There was the prized Fosteria ware crystal service for 12, the figurine of a modern woman with plastic flowers sprouting from her cerebrum, the handmade quilts bought for sentimental reasons at handsome prices by a distant relative, and some old 78s "My Brand of Blues" by Marvin Rainwater, and "I'm Leaving my Trouble Behind" by Al Dexter and His Troopers.
Pearl Shell died in 1986, two years after the couple's 50th wedding anniversary. Though nearing 90, independent-minded Otis remained in the house alone except for an upstairs renter. He died last November, a few days after a fall in the house he'd occupied for nearly 60 years. He was 93.
The Shells had no children. In some such cases, the surviving relatives divvy everything up. This time, prior to the estate sale, the Shells' close kin picked the hearts' desires from among the prizes of more than 90 years of living.
By midafternoon during the nearly six-hour auction, 195 people and six antique collectors had registered for an opportunity to bid on the Jenny Lynn beds, the ice tongs, the baby clothes (relatives think they must have been Pearl's own), Otis' straw hats, and all the items Wagster Auction Service termed "too numerous to mention" in their flier.
"They didn't throw anything away," said Dorothy Shell, Otis's sister-in-law.
An inkling of who Pearl and Otis were inhabits these personal belongings that became lots at an auction.
There the black hall tree Otis made from one of the white porch columns.
Open a Holy Bible and find not a Bible but a how-to book on common-sense living and a tabloid clipping about a 7-foot-7-inch preacher and his 4-foot-11-inch wife.
Otis was a strict Baptist. Said Janell Reutzel, one of his nieces, "He didn't drink, didn't smoke, didn't cuss and didn't cheat. Well, he cussed."
Pearl was a Methodist. Relatives say they went to each other's church on alternating Sundays.
Relatives say he quit going to church only when his hearing went bad.
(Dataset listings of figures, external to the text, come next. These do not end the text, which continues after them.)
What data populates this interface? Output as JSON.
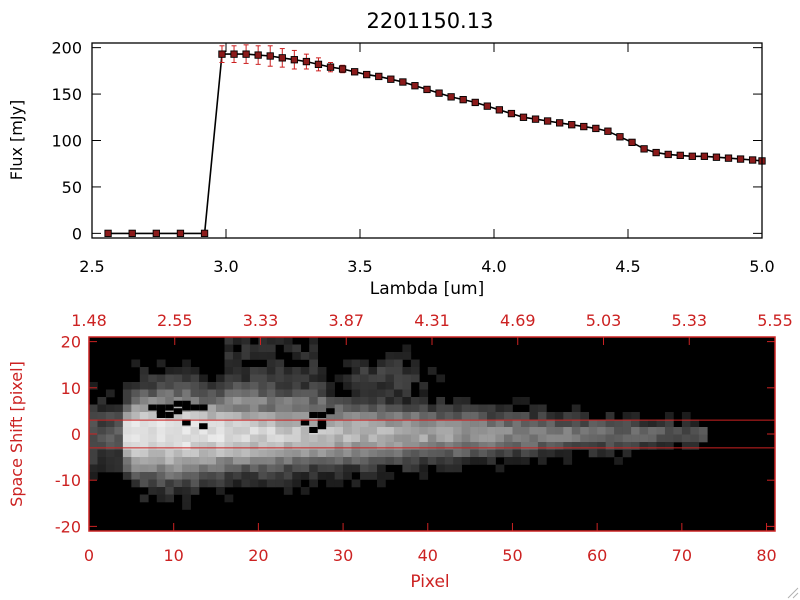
{
  "chart_data": [
    {
      "type": "line",
      "title": "2201150.13",
      "xlabel": "Lambda [um]",
      "ylabel": "Flux [mJy]",
      "xlim": [
        2.5,
        5.0
      ],
      "ylim": [
        -5,
        205
      ],
      "x_ticks": [
        "2.5",
        "3.0",
        "3.5",
        "4.0",
        "4.5",
        "5.0"
      ],
      "y_ticks": [
        "0",
        "50",
        "100",
        "150",
        "200"
      ],
      "colors": {
        "line": "#000000",
        "marker": "#8b1a1a",
        "error": "#cc1f1f"
      },
      "series": [
        {
          "x": [
            2.56,
            2.65,
            2.74,
            2.83,
            2.92,
            2.985,
            3.03,
            3.075,
            3.12,
            3.165,
            3.21,
            3.255,
            3.3,
            3.345,
            3.39,
            3.435,
            3.48,
            3.525,
            3.57,
            3.615,
            3.66,
            3.705,
            3.75,
            3.795,
            3.84,
            3.885,
            3.93,
            3.975,
            4.02,
            4.065,
            4.11,
            4.155,
            4.2,
            4.245,
            4.29,
            4.335,
            4.38,
            4.425,
            4.47,
            4.515,
            4.56,
            4.605,
            4.65,
            4.695,
            4.74,
            4.785,
            4.83,
            4.875,
            4.92,
            4.965,
            5.0
          ],
          "y": [
            0,
            0,
            0,
            0,
            0,
            193,
            193,
            193,
            192,
            191,
            189,
            187,
            185,
            182,
            179,
            177,
            174,
            171,
            169,
            166,
            163,
            159,
            155,
            151,
            147,
            144,
            141,
            137,
            133,
            129,
            125,
            123,
            121,
            119,
            117,
            115,
            113,
            110,
            104,
            98,
            91,
            87,
            85,
            84,
            83,
            83,
            82,
            81,
            80,
            79,
            78
          ],
          "yerr": [
            0,
            0,
            0,
            0,
            0,
            9,
            9,
            10,
            10,
            11,
            10,
            10,
            8,
            7,
            5,
            4,
            3,
            3,
            3,
            3,
            3,
            3,
            3,
            3,
            3,
            3,
            3,
            3,
            3,
            3,
            3,
            3,
            3,
            3,
            3,
            3,
            3,
            3,
            3,
            3,
            3,
            3,
            3,
            3,
            3,
            3,
            3,
            3,
            3,
            3,
            3
          ]
        }
      ]
    },
    {
      "type": "heatmap",
      "xlabel": "Pixel",
      "ylabel": "Space Shift [pixel]",
      "xlim": [
        0,
        81
      ],
      "ylim": [
        -21,
        21
      ],
      "x_ticks": [
        "0",
        "10",
        "20",
        "30",
        "40",
        "50",
        "60",
        "70",
        "80"
      ],
      "y_ticks": [
        "-20",
        "-10",
        "0",
        "10",
        "20"
      ],
      "top_ticks": [
        "1.48",
        "2.55",
        "3.33",
        "3.87",
        "4.31",
        "4.69",
        "5.03",
        "5.33",
        "5.55"
      ],
      "extraction_window": [
        -3,
        3
      ],
      "colors": {
        "axis": "#cc2222",
        "window": "#cc2222"
      }
    }
  ]
}
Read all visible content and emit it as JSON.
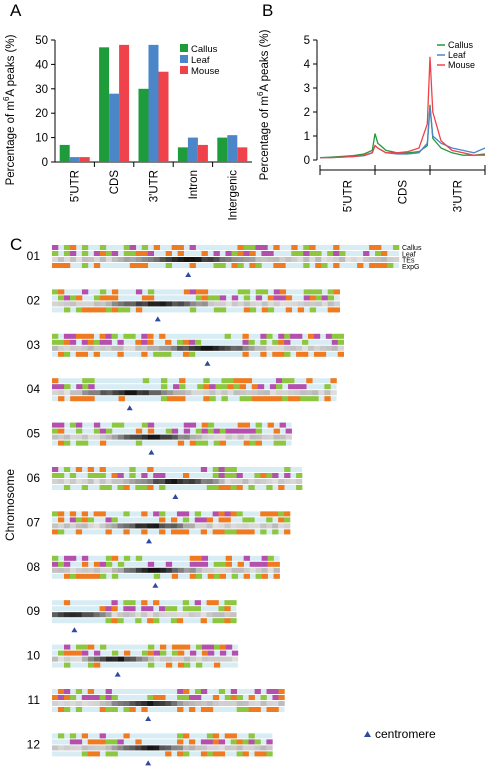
{
  "panels": {
    "a": "A",
    "b": "B",
    "c": "C"
  },
  "colors": {
    "callus": "#1e9b3b",
    "leaf": "#4a86c8",
    "mouse": "#f0424a",
    "track_green": "#8dc63f",
    "track_magenta": "#b44fae",
    "track_orange": "#f07a20",
    "track_bg": "#d8ecf4",
    "centromere": "#2f4a9e"
  },
  "chart_data": [
    {
      "type": "bar",
      "ylabel": "Percentage of m6A peaks (%)",
      "ylabel_main": "Percentage of m",
      "ylabel_sup": "6",
      "ylabel_rest": "A peaks (%)",
      "categories": [
        "5'UTR",
        "CDS",
        "3'UTR",
        "Intron",
        "Intergenic"
      ],
      "ylim": [
        0,
        50
      ],
      "yticks": [
        "0",
        "10",
        "20",
        "30",
        "40",
        "50"
      ],
      "legend_position": "top-right",
      "series": [
        {
          "name": "Callus",
          "values": [
            7,
            47,
            30,
            6,
            10
          ]
        },
        {
          "name": "Leaf",
          "values": [
            2,
            28,
            48,
            10,
            11
          ]
        },
        {
          "name": "Mouse",
          "values": [
            2,
            48,
            37,
            7,
            6
          ]
        }
      ]
    },
    {
      "type": "line",
      "ylabel": "Percentage of m6A peaks (%)",
      "ylabel_main": "Percentage of m",
      "ylabel_sup": "6",
      "ylabel_rest": "A peaks (%)",
      "regions": [
        "5'UTR",
        "CDS",
        "3'UTR"
      ],
      "ylim": [
        0,
        5
      ],
      "yticks": [
        "0",
        "1",
        "2",
        "3",
        "4",
        "5"
      ],
      "legend_position": "top-right",
      "series": [
        {
          "name": "Callus",
          "points": [
            [
              0,
              0.1
            ],
            [
              0.2,
              0.12
            ],
            [
              0.4,
              0.15
            ],
            [
              0.6,
              0.18
            ],
            [
              0.8,
              0.25
            ],
            [
              0.95,
              0.4
            ],
            [
              1.0,
              1.1
            ],
            [
              1.05,
              0.7
            ],
            [
              1.2,
              0.4
            ],
            [
              1.4,
              0.3
            ],
            [
              1.6,
              0.3
            ],
            [
              1.8,
              0.35
            ],
            [
              1.95,
              0.6
            ],
            [
              2.0,
              2.3
            ],
            [
              2.05,
              0.9
            ],
            [
              2.2,
              0.5
            ],
            [
              2.4,
              0.3
            ],
            [
              2.6,
              0.2
            ],
            [
              2.8,
              0.2
            ],
            [
              3.0,
              0.25
            ]
          ]
        },
        {
          "name": "Leaf",
          "points": [
            [
              0,
              0.1
            ],
            [
              0.2,
              0.1
            ],
            [
              0.4,
              0.12
            ],
            [
              0.6,
              0.14
            ],
            [
              0.8,
              0.18
            ],
            [
              0.95,
              0.3
            ],
            [
              1.0,
              0.6
            ],
            [
              1.05,
              0.5
            ],
            [
              1.2,
              0.3
            ],
            [
              1.4,
              0.25
            ],
            [
              1.6,
              0.25
            ],
            [
              1.8,
              0.3
            ],
            [
              1.95,
              0.7
            ],
            [
              2.0,
              2.2
            ],
            [
              2.05,
              1.0
            ],
            [
              2.2,
              0.7
            ],
            [
              2.4,
              0.5
            ],
            [
              2.6,
              0.4
            ],
            [
              2.8,
              0.3
            ],
            [
              3.0,
              0.5
            ]
          ]
        },
        {
          "name": "Mouse",
          "points": [
            [
              0,
              0.1
            ],
            [
              0.2,
              0.1
            ],
            [
              0.4,
              0.12
            ],
            [
              0.6,
              0.14
            ],
            [
              0.8,
              0.2
            ],
            [
              0.95,
              0.3
            ],
            [
              1.0,
              0.6
            ],
            [
              1.05,
              0.5
            ],
            [
              1.2,
              0.3
            ],
            [
              1.4,
              0.3
            ],
            [
              1.6,
              0.35
            ],
            [
              1.8,
              0.5
            ],
            [
              1.95,
              1.5
            ],
            [
              2.0,
              4.3
            ],
            [
              2.05,
              2.0
            ],
            [
              2.2,
              0.8
            ],
            [
              2.4,
              0.4
            ],
            [
              2.6,
              0.3
            ],
            [
              2.8,
              0.2
            ],
            [
              3.0,
              0.2
            ]
          ]
        }
      ]
    },
    {
      "type": "heatmap",
      "ylabel": "Chromosome",
      "track_labels": [
        "Callus",
        "Leaf",
        "TEs",
        "ExpG"
      ],
      "legend_label": "centromere",
      "chromosomes": [
        {
          "name": "01",
          "length": 43.3,
          "centromere": 17.0
        },
        {
          "name": "02",
          "length": 35.9,
          "centromere": 13.2
        },
        {
          "name": "03",
          "length": 36.4,
          "centromere": 19.4
        },
        {
          "name": "04",
          "length": 35.5,
          "centromere": 9.7
        },
        {
          "name": "05",
          "length": 29.9,
          "centromere": 12.4
        },
        {
          "name": "06",
          "length": 31.2,
          "centromere": 15.4
        },
        {
          "name": "07",
          "length": 29.7,
          "centromere": 12.1
        },
        {
          "name": "08",
          "length": 28.4,
          "centromere": 12.9
        },
        {
          "name": "09",
          "length": 23.0,
          "centromere": 2.8
        },
        {
          "name": "10",
          "length": 23.2,
          "centromere": 8.2
        },
        {
          "name": "11",
          "length": 29.0,
          "centromere": 12.0
        },
        {
          "name": "12",
          "length": 27.5,
          "centromere": 12.0
        }
      ]
    }
  ]
}
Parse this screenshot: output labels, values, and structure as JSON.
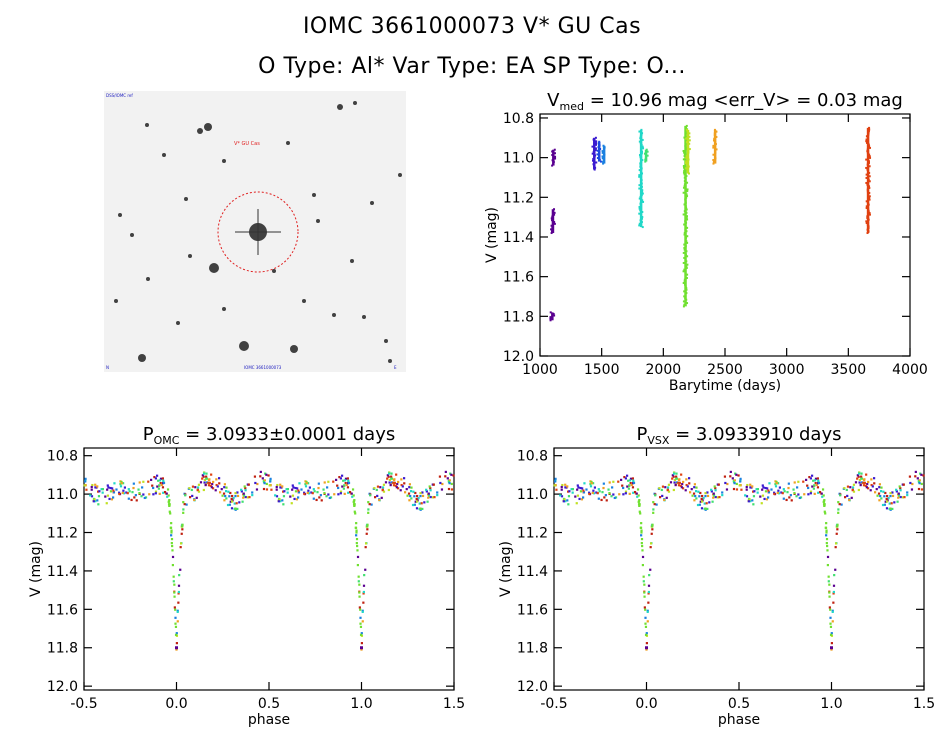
{
  "header": {
    "line1": "IOMC 3661000073   V* GU Cas",
    "line2": "O Type: Al*  Var Type: EA  SP Type: O..."
  },
  "finder_chart": {
    "target_label": "V* GU Cas",
    "corner_tl": "DSS/IOMC ref",
    "corner_bl": "N",
    "corner_br": "E",
    "bottom_label": "IOMC 3661000073"
  },
  "chart_data": [
    {
      "id": "light_curve",
      "type": "scatter",
      "title": "V_med = 10.96 mag <err_V> = 0.03 mag",
      "title_parts": {
        "main": "V",
        "sub": "med",
        "rest": " = 10.96 mag <err_V> = 0.03 mag"
      },
      "xlabel": "Barytime (days)",
      "ylabel": "V (mag)",
      "xlim": [
        1000,
        4000
      ],
      "ylim": [
        12.0,
        10.78
      ],
      "xticks": [
        1000,
        1500,
        2000,
        2500,
        3000,
        3500,
        4000
      ],
      "yticks": [
        10.8,
        11.0,
        11.2,
        11.4,
        11.6,
        11.8,
        12.0
      ],
      "segments": [
        {
          "x": 1100,
          "y_min": 11.78,
          "y_max": 11.82,
          "color": "#5a0090"
        },
        {
          "x": 1105,
          "y_min": 11.26,
          "y_max": 11.38,
          "color": "#5a0090"
        },
        {
          "x": 1108,
          "y_min": 10.96,
          "y_max": 11.04,
          "color": "#5a0090"
        },
        {
          "x": 1440,
          "y_min": 10.9,
          "y_max": 11.06,
          "color": "#3a1ad0"
        },
        {
          "x": 1480,
          "y_min": 10.92,
          "y_max": 11.02,
          "color": "#1a4ae0"
        },
        {
          "x": 1520,
          "y_min": 10.94,
          "y_max": 11.03,
          "color": "#1a80e0"
        },
        {
          "x": 1820,
          "y_min": 10.86,
          "y_max": 11.35,
          "color": "#20d8c8"
        },
        {
          "x": 1860,
          "y_min": 10.96,
          "y_max": 11.02,
          "color": "#40e070"
        },
        {
          "x": 2180,
          "y_min": 10.84,
          "y_max": 11.75,
          "color": "#70e030"
        },
        {
          "x": 2200,
          "y_min": 10.86,
          "y_max": 11.08,
          "color": "#c0e020"
        },
        {
          "x": 2420,
          "y_min": 10.86,
          "y_max": 11.03,
          "color": "#f0a020"
        },
        {
          "x": 3660,
          "y_min": 10.85,
          "y_max": 11.38,
          "color": "#e04010"
        }
      ]
    },
    {
      "id": "phase_omc",
      "type": "scatter",
      "title": "P_OMC = 3.0933±0.0001 days",
      "title_parts": {
        "main": "P",
        "sub": "OMC",
        "rest": " = 3.0933±0.0001 days"
      },
      "xlabel": "phase",
      "ylabel": "V (mag)",
      "xlim": [
        -0.5,
        1.5
      ],
      "ylim": [
        12.02,
        10.76
      ],
      "xticks": [
        -0.5,
        0.0,
        0.5,
        1.0,
        1.5
      ],
      "yticks": [
        10.8,
        11.0,
        11.2,
        11.4,
        11.6,
        11.8,
        12.0
      ],
      "eclipse_phase": 0.0,
      "eclipse_depth": 11.8,
      "out_of_eclipse": 10.98
    },
    {
      "id": "phase_vsx",
      "type": "scatter",
      "title": "P_VSX = 3.0933910 days",
      "title_parts": {
        "main": "P",
        "sub": "VSX",
        "rest": " = 3.0933910 days"
      },
      "xlabel": "phase",
      "ylabel": "V (mag)",
      "xlim": [
        -0.5,
        1.5
      ],
      "ylim": [
        12.02,
        10.76
      ],
      "xticks": [
        -0.5,
        0.0,
        0.5,
        1.0,
        1.5
      ],
      "yticks": [
        10.8,
        11.0,
        11.2,
        11.4,
        11.6,
        11.8,
        12.0
      ],
      "eclipse_phase": 0.0,
      "eclipse_depth": 11.8,
      "out_of_eclipse": 10.98
    }
  ],
  "palette": [
    "#5a0090",
    "#3a1ad0",
    "#1a80e0",
    "#20d8c8",
    "#40e070",
    "#70e030",
    "#c0e020",
    "#f0a020",
    "#e04010",
    "#c02010"
  ]
}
In the backyard were his tools, the well-used stuff of every handyman's dreams. And on a trailer in the front yard, her collection of plates from every state in the union.
Though he operated Shell Brothers restaurant with his brother Doyle and later Shell's Grocery on Sturdivant Street in Advance for most of his working career, Otis liked working with his hands. Relatives say the now 80-year-old house had no basement when the Shells bought it from his uncle, Dr. James Hindman. Otis dug out the basement with his own two hands.
Those hands also could terrorize his little nieces and nephews with pinches. "He loved to tease," Reutzel said. "He'd pinch your knees until we'd cry."
Though only fishing gear was auctioned off, Otis also loved bird hunting. Relatives say Dizzy and Paul Dean and other members of the Cardinals Gashouse Gang used to hunt with him and frequented his restaurant during the off-season.
Before his sudden death, Otis sold his pampered 1965 Chevrolet Caprice to one of his nephews, Brad Graham of Cape Girardeau. The car, especially immaculate on the inside where Otis used plastic seat covers, has 90,000 miles and is equipped with a 396-cubic-inch engine and a four-barrel Holley carburetor.
"A Corvette engine and a Holley four-barrel to get to church on time," Graham said.
A sticker on the back window boasts: "Air Conditioned."
Otis came to Advance after the 1917 cyclone tore through the hilltop family farmhouse in Dongola about 10 miles from Advance. Relatives say the men were out working in the fields when the storm came up, and Otis's father yelled, `Grab hold of the fence, boys." Their mother, Della Mae was killed in the house and a sister was injured.
Darrell Westbrook, now a Chesterfield Small Business Administration employee, is a nephew who came from Indianapolis to live with the Shells for three years while in high school.
Westbrook's two daughters, Carrie and Julie, said Otis was like a grandfather to them.
As auctioneer Travis Birdsong and his whooping ringmen moved around the yard, bit by bit of the Shells' belongings disappeared, bought by a few friends and relatives but mostly by strangers.
Westbrook bid for and won some of Pearl's plates. Jan Wittenborn, another niece who lives in Murphysboro, Ill., snagged some glassware.
There is something happy and something sad about such an event, said "Salty" Zimmerman, who had known Otis most of his life. "It's a blessing to some people and a heartbreak for others.
"It's hard to give up stuff they've lived with all their lives."
Westbrook said the day was "the end of a chapter of our lives that was very important to us."
With Otis's death, Dorothy has acquired a distinction she bears cheerfully. "He was the end of the father's children, and the mates are all gone," she said. "I'm the only one left."
The house has been inherited by two of the Shells' relatives and will be sold. "But it still smells like Uncle Otie's house," Graham said.